The regulator has accredited five companies with margin trading licences so far this year.
Many brokerages previously provided unregulated loans to investors. These investors then used the funds, particularly during the boom years, to trade larger volumes of shares. But when markets collapsed following the global financial crisis, many investors had trouble repaying their debt.
Nor did they, in many cases, return to the market as active traders. One consequence of this lower activity is that there are 50 brokerages in operation today, down from 103 two years ago.
Brokerages have registered impairments valued at Dh380 million (US$103m), according to financial statements posted on the regulator's website. That figure is slightly down from Dh390m last year.
"Customers demanded high levels of leverage and brokerages accepted because of greed. They thought they were reading the market properly until markets crashed. Ever since, brokerages have been throwing good money at bad money," said Wadah Al Taha, the chief investment officer at Al Zarooni Group, an investment company in Dubai.
Investors and the equity markets were hit by a double whammy last year when the combination of the Arab Spring uprisings and the European debt crisis precipitated a fall in stock prices, triggering margin calls and exacerbating the problem of leveraged investing.
"Margin has two side effects: it increases volatility, so in adverse conditions it forces margin calls. Secondly, the turnover caused by margin [trading] itself is not an investment turnover but speculative turnover. It's a tool, but not a solution to the problem," Mr Dalgiannakis said.
Brokerages, particularly small independent ones, must raise funds from banks in order to extend margin services to clients.
"In today's circumstances, brokerages are weak financially," Mr Al Taha said.
"Margin trading requires arrangements with banks, which are no longer there. Where else would they get the money?"
Along with regulated margin trading, other developments in the equity markets augur well for local bourses. The UAE's equity markets are classified as long-only markets, where investors can only buy or sell shares in local companies.
But now, the market regulator has introduced new measures such as short-selling, which have been much anticipated by the industry.
In a "short" sale, an investor borrows a block of stocks for a set period, paying a small amount of interest for the privilege.
He then immediately sells the stock and pockets the proceeds. If the stock's price declines, he can buy back the same amount of shares he borrowed, but at a lower price, pocketing the difference. But even though in theory it violates the law, in practice short selling occurs frequently.

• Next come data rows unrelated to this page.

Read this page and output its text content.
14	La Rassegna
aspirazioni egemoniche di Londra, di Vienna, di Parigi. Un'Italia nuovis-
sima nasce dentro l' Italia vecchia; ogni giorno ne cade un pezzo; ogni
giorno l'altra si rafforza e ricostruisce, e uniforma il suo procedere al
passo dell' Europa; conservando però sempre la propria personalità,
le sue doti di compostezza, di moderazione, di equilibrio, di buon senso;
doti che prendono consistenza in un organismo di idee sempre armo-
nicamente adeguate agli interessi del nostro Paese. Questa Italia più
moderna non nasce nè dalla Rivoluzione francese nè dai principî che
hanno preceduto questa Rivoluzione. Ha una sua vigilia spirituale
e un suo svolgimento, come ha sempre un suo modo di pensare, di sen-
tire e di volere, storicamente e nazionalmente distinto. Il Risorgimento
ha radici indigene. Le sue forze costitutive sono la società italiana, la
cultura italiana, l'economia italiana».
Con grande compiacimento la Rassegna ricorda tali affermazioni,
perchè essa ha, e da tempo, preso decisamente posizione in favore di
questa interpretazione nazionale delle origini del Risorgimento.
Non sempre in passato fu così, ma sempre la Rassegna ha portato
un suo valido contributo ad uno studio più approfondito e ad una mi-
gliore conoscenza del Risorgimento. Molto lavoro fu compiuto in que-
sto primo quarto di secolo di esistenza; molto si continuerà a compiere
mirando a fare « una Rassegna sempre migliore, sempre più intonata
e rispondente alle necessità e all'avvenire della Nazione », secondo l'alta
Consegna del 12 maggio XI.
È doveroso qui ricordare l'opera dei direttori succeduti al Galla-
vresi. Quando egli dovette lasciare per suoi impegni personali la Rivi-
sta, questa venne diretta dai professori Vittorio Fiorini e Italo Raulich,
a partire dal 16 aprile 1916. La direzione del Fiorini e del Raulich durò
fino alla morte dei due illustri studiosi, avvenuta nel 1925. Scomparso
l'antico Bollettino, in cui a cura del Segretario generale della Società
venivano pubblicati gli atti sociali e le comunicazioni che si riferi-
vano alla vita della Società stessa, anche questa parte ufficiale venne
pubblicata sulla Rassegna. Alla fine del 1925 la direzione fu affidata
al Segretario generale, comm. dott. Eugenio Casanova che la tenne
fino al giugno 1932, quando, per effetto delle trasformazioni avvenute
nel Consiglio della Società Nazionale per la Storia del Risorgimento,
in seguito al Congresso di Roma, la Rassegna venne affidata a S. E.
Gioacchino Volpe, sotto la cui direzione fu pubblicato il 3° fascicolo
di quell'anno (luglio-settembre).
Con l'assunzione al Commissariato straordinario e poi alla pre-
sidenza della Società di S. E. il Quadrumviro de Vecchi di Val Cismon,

"Short selling exists in the shadow, behind the scene," Mr Al Taha said. "It's not regulated, and those who practised it were violating the regulations." Because it has been unregulated, the practice attracted only a few investors who could pay an expensive premium or spread from international investment banks.

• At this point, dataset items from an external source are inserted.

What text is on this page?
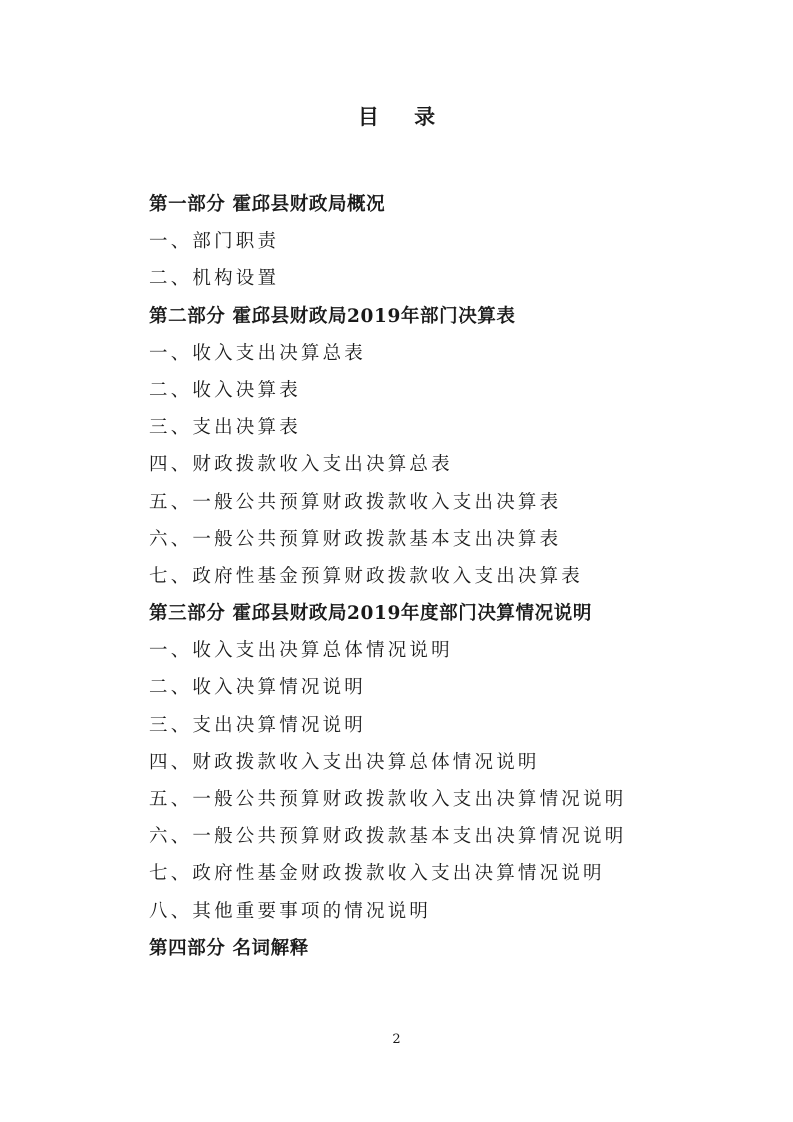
目 录
第一部分 霍邱县财政局概况
一、部门职责
二、机构设置
第二部分 霍邱县财政局2019年部门决算表
一、收入支出决算总表
二、收入决算表
三、支出决算表
四、财政拨款收入支出决算总表
五、一般公共预算财政拨款收入支出决算表
六、一般公共预算财政拨款基本支出决算表
七、政府性基金预算财政拨款收入支出决算表
第三部分 霍邱县财政局2019年度部门决算情况说明
一、收入支出决算总体情况说明
二、收入决算情况说明
三、支出决算情况说明
四、财政拨款收入支出决算总体情况说明
五、一般公共预算财政拨款收入支出决算情况说明
六、一般公共预算财政拨款基本支出决算情况说明
七、政府性基金财政拨款收入支出决算情况说明
八、其他重要事项的情况说明
第四部分 名词解释
2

While the Securities and Commodities Authority's new rules for short-selling are welcome, technical questions on how to put them into practice will need to be sorted out before their effects can be felt.
The result could be new institutional investors, as the changes will allow for the flexibility to use derivatives, such as options and futures.
"The derivatives market, futures and options, would be a stabiliser for our markets", said Mr Dalgiannakis. "For me, this law is important, it needs to be properly calibrated, and it could mean, for the first time in our market, we could have bigger participation from institutional investors, more trading and less volatility."